Quelques mois auparavant, le conseil national de l'Ordre des architectes avait adressé une lettre ouverte au ministre de la Culture de l'époque, Frédéric Mitterrand, plaidant pour la préservation du patrimoine contemporain et lui rappelant que "le patrimoine architectural dont vous avez la responsabilité est une des principales richesses de notre pays" (voir notre article ci-contre du 13 mars). La lettre citait en exemple quatre réalisations qui "risquent de perdre leur identité et leur caractère original au prétexte d'une rénovation (ou extension) conduite au mépris des principes de base du droit moral des auteurs", dont le bâtiment de Paul Chemetov à Courcouronnes.

Un groupe de médiation... sans le ministère de la Ville ?

A la suite de cela, Frédéric Mitterrand aurait proposé de constituer un groupe de médiation composé notamment de représentants du ministère de la Culture, de l'Ordre des architectes, des ayants droit, d'associations d'usagers, avec pour mission de "préserver la pérennité des bâtiments présentant une valeur patrimoniale". C'est ce que l'Ordre a rappelé à la ministre actuelle de la Culture, ou plutôt à son directeur de l'architecture, Bertrand Pierre Galey, dans une lettre adressée le 11 avril dernier.
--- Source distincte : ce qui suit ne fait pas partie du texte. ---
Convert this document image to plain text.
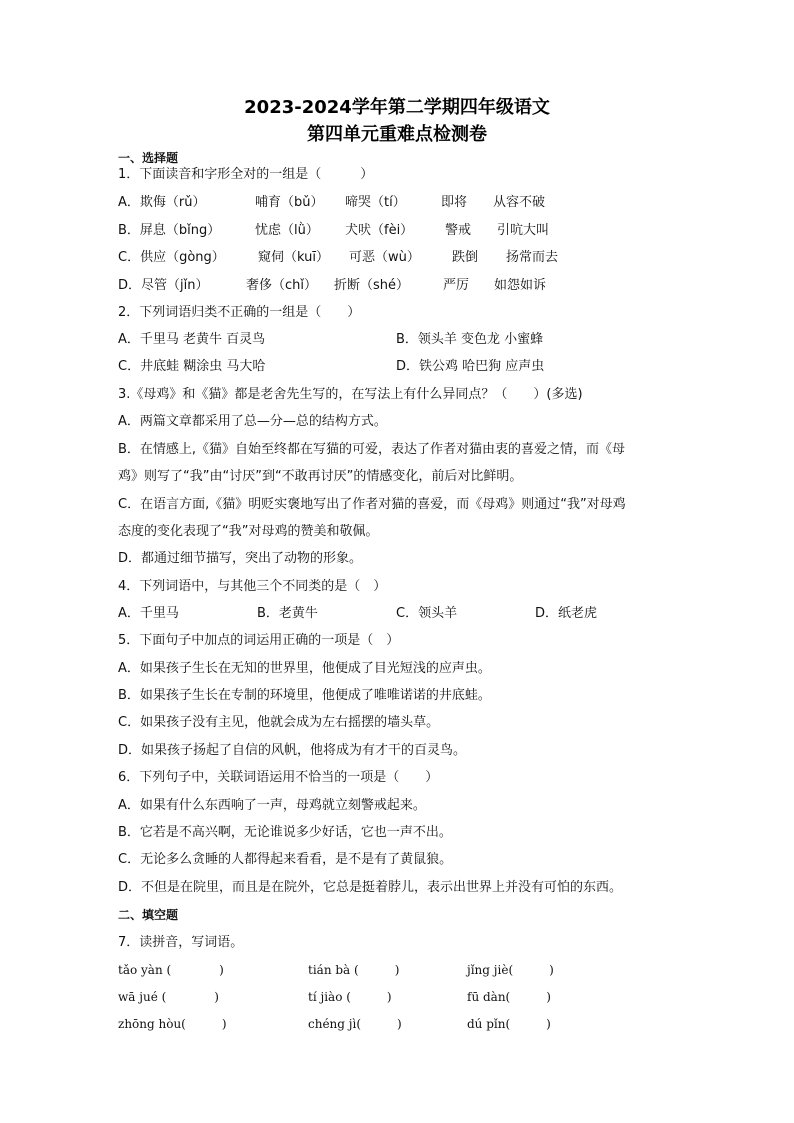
2023-2024学年第二学期四年级语文
第四单元重难点检测卷
一、选择题
1．下面读音和字形全对的一组是（　　　）
A．欺侮（rǔ）	哺育（bǔ） 啼哭（tí）	即将 从容不破
B．屏息（bǐng）	忧虑（lǜ） 犬吠（fèi） 警戒 引吭大叫
C．供应（gòng）	窥伺（kuī） 可恶（wù） 跌倒 扬常而去
D．尽管（jǐn）	奢侈（chǐ） 折断（shé）	严厉 如怨如诉
2．下列词语归类不正确的一组是（　　）
A．千里马 老黄牛 百灵鸟	B．领头羊 变色龙 小蜜蜂
C．井底蛙 糊涂虫 马大哈	D．铁公鸡 哈巴狗 应声虫
3.《母鸡》和《猫》都是老舍先生写的，在写法上有什么异同点？（　　）(多选)
A．两篇文章都采用了总—分—总的结构方式。
B．在情感上,《猫》自始至终都在写猫的可爱，表达了作者对猫由衷的喜爱之情，而《母
鸡》则写了“我”由“讨厌”到“不敢再讨厌”的情感变化，前后对比鲜明。
C．在语言方面,《猫》明贬实褒地写出了作者对猫的喜爱，而《母鸡》则通过“我”对母鸡
态度的变化表现了“我”对母鸡的赞美和敬佩。
D．都通过细节描写，突出了动物的形象。
4．下列词语中，与其他三个不同类的是（　）
A．千里马	B．老黄牛	C．领头羊	D．纸老虎
5．下面句子中加点的词运用正确的一项是（　）
A．如果孩子生长在无知的世界里，他便成了目光短浅的应声虫。
B．如果孩子生长在专制的环境里，他便成了唯唯诺诺的井底蛙。
C．如果孩子没有主见，他就会成为左右摇摆的墙头草。
D．如果孩子扬起了自信的风帆，他将成为有才干的百灵鸟。
6．下列句子中，关联词语运用不恰当的一项是（　　）
A．如果有什么东西响了一声，母鸡就立刻警戒起来。
B．它若是不高兴啊，无论谁说多少好话，它也一声不出。
C．无论多么贪睡的人都得起来看看，是不是有了黄鼠狼。
D．不但是在院里，而且是在院外，它总是挺着脖儿，表示出世界上并没有可怕的东西。
二、填空题
7．读拼音，写词语。
tǎo yàn (　　　　)	tián bà (　　　)	jǐng jiè(　　　)
wā jué (　　　　)	tí jiào (　　　)	fū dàn(　　　)
zhōng hòu(　　　)	chéng jì(　　　)	dú pǐn(　　　)
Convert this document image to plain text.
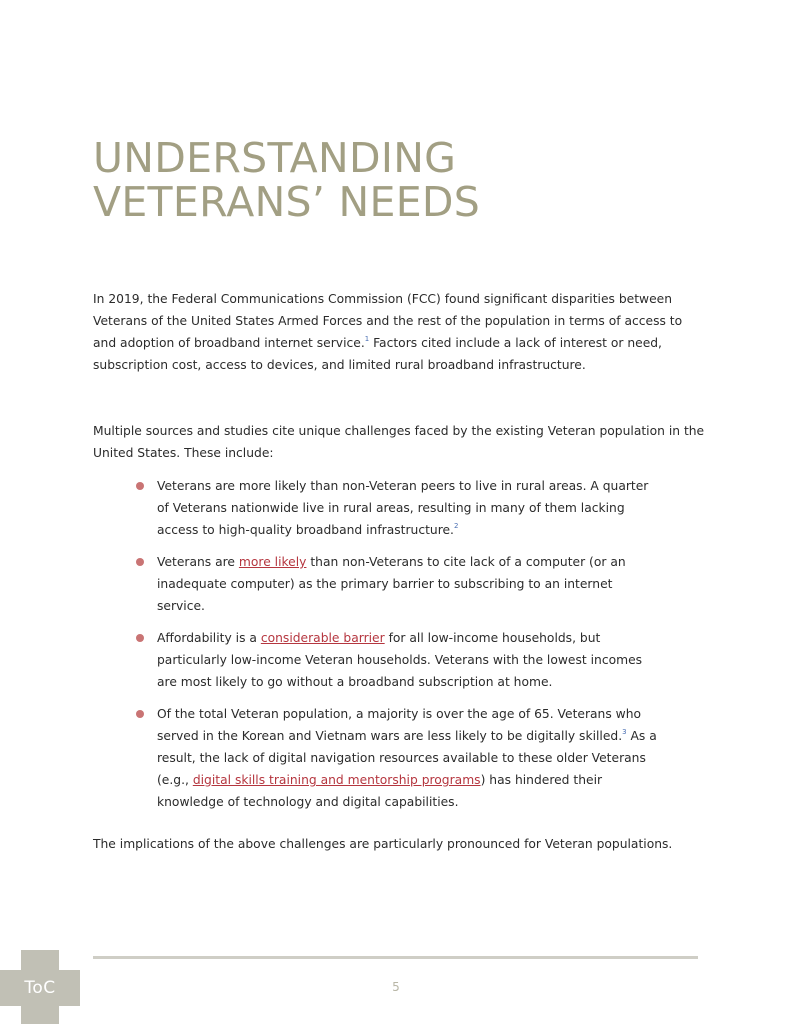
UNDERSTANDING
VETERANS’ NEEDS

In 2019, the Federal Communications Commission (FCC) found significant disparities between Veterans of the United States Armed Forces and the rest of the population in terms of access to and adoption of broadband internet service.$^1$ Factors cited include a lack of interest or need, subscription cost, access to devices, and limited rural broadband infrastructure.

Multiple sources and studies cite unique challenges faced by the existing Veteran population in the United States. These include:

Veterans are more likely than non-Veteran peers to live in rural areas. A quarter of Veterans nationwide live in rural areas, resulting in many of them lacking access to high-quality broadband infrastructure.$^2$
Veterans are more likely than non-Veterans to cite lack of a computer (or an inadequate computer) as the primary barrier to subscribing to an internet service.
Affordability is a considerable barrier for all low-income households, but particularly low-income Veteran households. Veterans with the lowest incomes are most likely to go without a broadband subscription at home.
Of the total Veteran population, a majority is over the age of 65. Veterans who served in the Korean and Vietnam wars are less likely to be digitally skilled.$^3$ As a result, the lack of digital navigation resources available to these older Veterans (e.g., digital skills training and mentorship programs) has hindered their knowledge of technology and digital capabilities.

The implications of the above challenges are particularly pronounced for Veteran populations.

5
ToC
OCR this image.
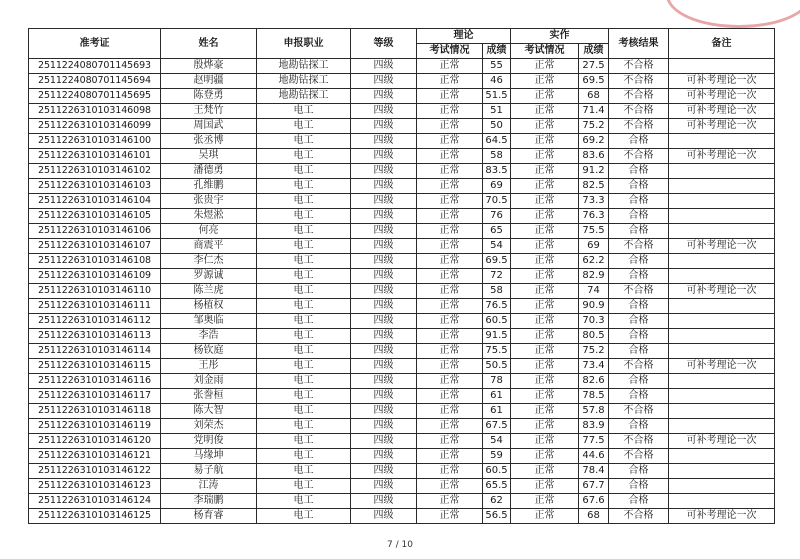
准考证	姓名	申报职业	等级	理论		实作		考核结果	备注
				考试情况	成绩	考试情况	成绩		
2511224080701145693	殷烨豪	地勘钻探工	四级	正常	55	正常	27.5	不合格	
2511224080701145694	赵明疆	地勘钻探工	四级	正常	46	正常	69.5	不合格	可补考理论一次
2511224080701145695	陈登勇	地勘钻探工	四级	正常	51.5	正常	68	不合格	可补考理论一次
2511226310103146098	王梵竹	电工	四级	正常	51	正常	71.4	不合格	可补考理论一次
2511226310103146099	周国武	电工	四级	正常	50	正常	75.2	不合格	可补考理论一次
2511226310103146100	张丞博	电工	四级	正常	64.5	正常	69.2	合格	
2511226310103146101	吴琪	电工	四级	正常	58	正常	83.6	不合格	可补考理论一次
2511226310103146102	潘德勇	电工	四级	正常	83.5	正常	91.2	合格	
2511226310103146103	孔维鹏	电工	四级	正常	69	正常	82.5	合格	
2511226310103146104	张贵宇	电工	四级	正常	70.5	正常	73.3	合格	
2511226310103146105	朱煜淞	电工	四级	正常	76	正常	76.3	合格	
2511226310103146106	何亮	电工	四级	正常	65	正常	75.5	合格	
2511226310103146107	商震平	电工	四级	正常	54	正常	69	不合格	可补考理论一次
2511226310103146108	李仁杰	电工	四级	正常	69.5	正常	62.2	合格	
2511226310103146109	罗源诚	电工	四级	正常	72	正常	82.9	合格	
2511226310103146110	陈兰虎	电工	四级	正常	58	正常	74	不合格	可补考理论一次
2511226310103146111	杨植权	电工	四级	正常	76.5	正常	90.9	合格	
2511226310103146112	邹奥临	电工	四级	正常	60.5	正常	70.3	合格	
2511226310103146113	李浩	电工	四级	正常	91.5	正常	80.5	合格	
2511226310103146114	杨钦庭	电工	四级	正常	75.5	正常	75.2	合格	
2511226310103146115	王彤	电工	四级	正常	50.5	正常	73.4	不合格	可补考理论一次
2511226310103146116	刘金雨	电工	四级	正常	78	正常	82.6	合格	
2511226310103146117	张誊桓	电工	四级	正常	61	正常	78.5	合格	
2511226310103146118	陈大智	电工	四级	正常	61	正常	57.8	不合格	
2511226310103146119	刘荣杰	电工	四级	正常	67.5	正常	83.9	合格	
2511226310103146120	党明俊	电工	四级	正常	54	正常	77.5	不合格	可补考理论一次
2511226310103146121	马缘坤	电工	四级	正常	59	正常	44.6	不合格	
2511226310103146122	易子航	电工	四级	正常	60.5	正常	78.4	合格	
2511226310103146123	江涛	电工	四级	正常	65.5	正常	67.7	合格	
2511226310103146124	李瑞鹏	电工	四级	正常	62	正常	67.6	合格	
2511226310103146125	杨育睿	电工	四级	正常	56.5	正常	68	不合格	可补考理论一次
7 / 10
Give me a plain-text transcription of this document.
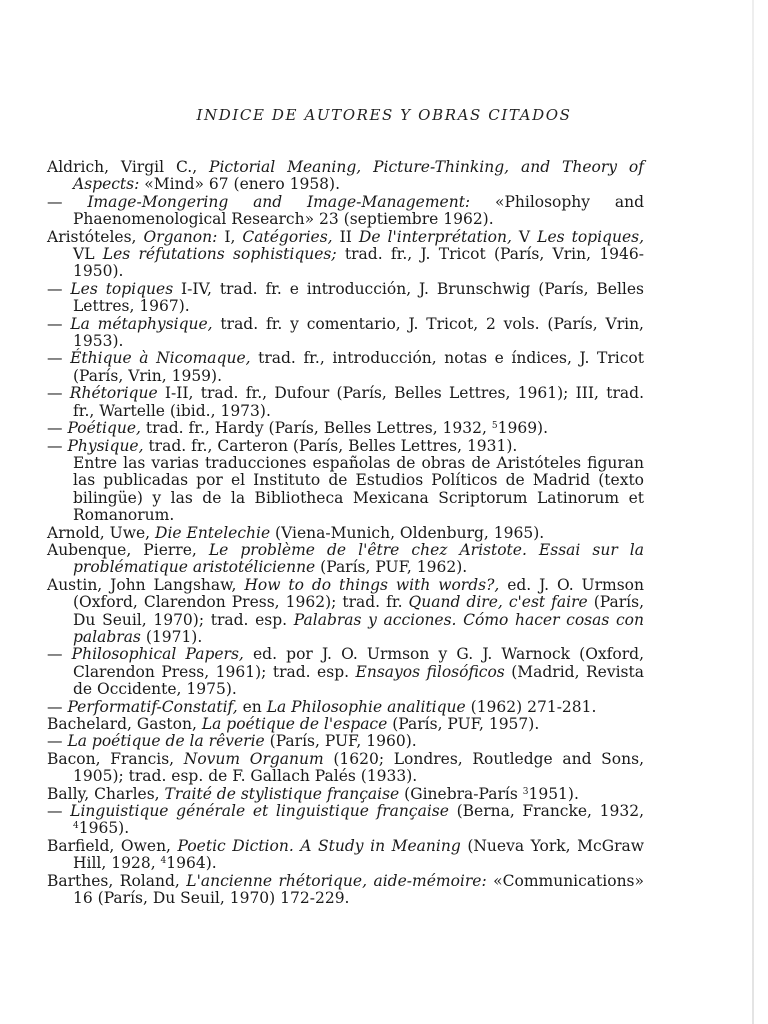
INDICE DE AUTORES Y OBRAS CITADOS

Aldrich, Virgil C., Pictorial Meaning, Picture-Thinking, and Theory of Aspects: «Mind» 67 (enero 1958).

— Image-Mongering and Image-Management: «Philosophy and Phaenomenological Research» 23 (septiembre 1962).

Aristóteles, Organon: I, Catégories, II De l'interprétation, V Les topiques, VL Les réfutations sophistiques; trad. fr., J. Tricot (París, Vrin, 1946-1950).

— Les topiques I-IV, trad. fr. e introducción, J. Brunschwig (París, Belles Lettres, 1967).

— La métaphysique, trad. fr. y comentario, J. Tricot, 2 vols. (París, Vrin, 1953).

— Éthique à Nicomaque, trad. fr., introducción, notas e índices, J. Tricot (París, Vrin, 1959).

— Rhétorique I-II, trad. fr., Dufour (París, Belles Lettres, 1961); III, trad. fr., Wartelle (ibid., 1973).

— Poétique, trad. fr., Hardy (París, Belles Lettres, 1932, $^5$1969).

— Physique, trad. fr., Carteron (París, Belles Lettres, 1931).

Entre las varias traducciones españolas de obras de Aristóteles figuran las publicadas por el Instituto de Estudios Políticos de Madrid (texto bilingüe) y las de la Bibliotheca Mexicana Scriptorum Latinorum et Romanorum.

Arnold, Uwe, Die Entelechie (Viena-Munich, Oldenburg, 1965).

Aubenque, Pierre, Le problème de l'être chez Aristote. Essai sur la problématique aristotélicienne (París, PUF, 1962).

Austin, John Langshaw, How to do things with words?, ed. J. O. Urmson (Oxford, Clarendon Press, 1962); trad. fr. Quand dire, c'est faire (París, Du Seuil, 1970); trad. esp. Palabras y acciones. Cómo hacer cosas con palabras (1971).

— Philosophical Papers, ed. por J. O. Urmson y G. J. Warnock (Oxford, Clarendon Press, 1961); trad. esp. Ensayos filosóficos (Madrid, Revista de Occidente, 1975).

— Performatif-Constatif, en La Philosophie analitique (1962) 271-281.

Bachelard, Gaston, La poétique de l'espace (París, PUF, 1957).

— La poétique de la rêverie (París, PUF, 1960).

Bacon, Francis, Novum Organum (1620; Londres, Routledge and Sons, 1905); trad. esp. de F. Gallach Palés (1933).

Bally, Charles, Traité de stylistique française (Ginebra-París $^3$1951).

— Linguistique générale et linguistique française (Berna, Francke, 1932, $^4$1965).

Barfield, Owen, Poetic Diction. A Study in Meaning (Nueva York, McGraw Hill, 1928, $^4$1964).

Barthes, Roland, L'ancienne rhétorique, aide-mémoire: «Communications» 16 (París, Du Seuil, 1970) 172-229.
Cette lettre rappelle surtout que "la mise en place de ce groupe avait requis le plein accord de Madame Aurélie Filippetti lorsque je lui en ai fait part lors de notre entretien du mois de juin dernier", signale Lionel Carli. Le président de l'Ordre constate également avec amertume, à propos de la démolition du bâtiment de Paul Chemetov à Courcouronnes, que "cette décision n'a, visiblement, fait l'objet d'aucune consultation préalable, d'aucun dialogue entre l'architecte, les occupants de l'immeuble ou les habitants de la commune de Courcouronnes". Et de relancer l'idée du "groupe de médiation"…
C'est dans le cadre de ce dialogue de sourds (mais n'est-il pas meilleur sourd que celui qui ne veut pas entendre ?) que François Lamy a exprimé, ce 15 avril, la voix du ministère délégué à la Ville, trois jours avant la décision du tribunal.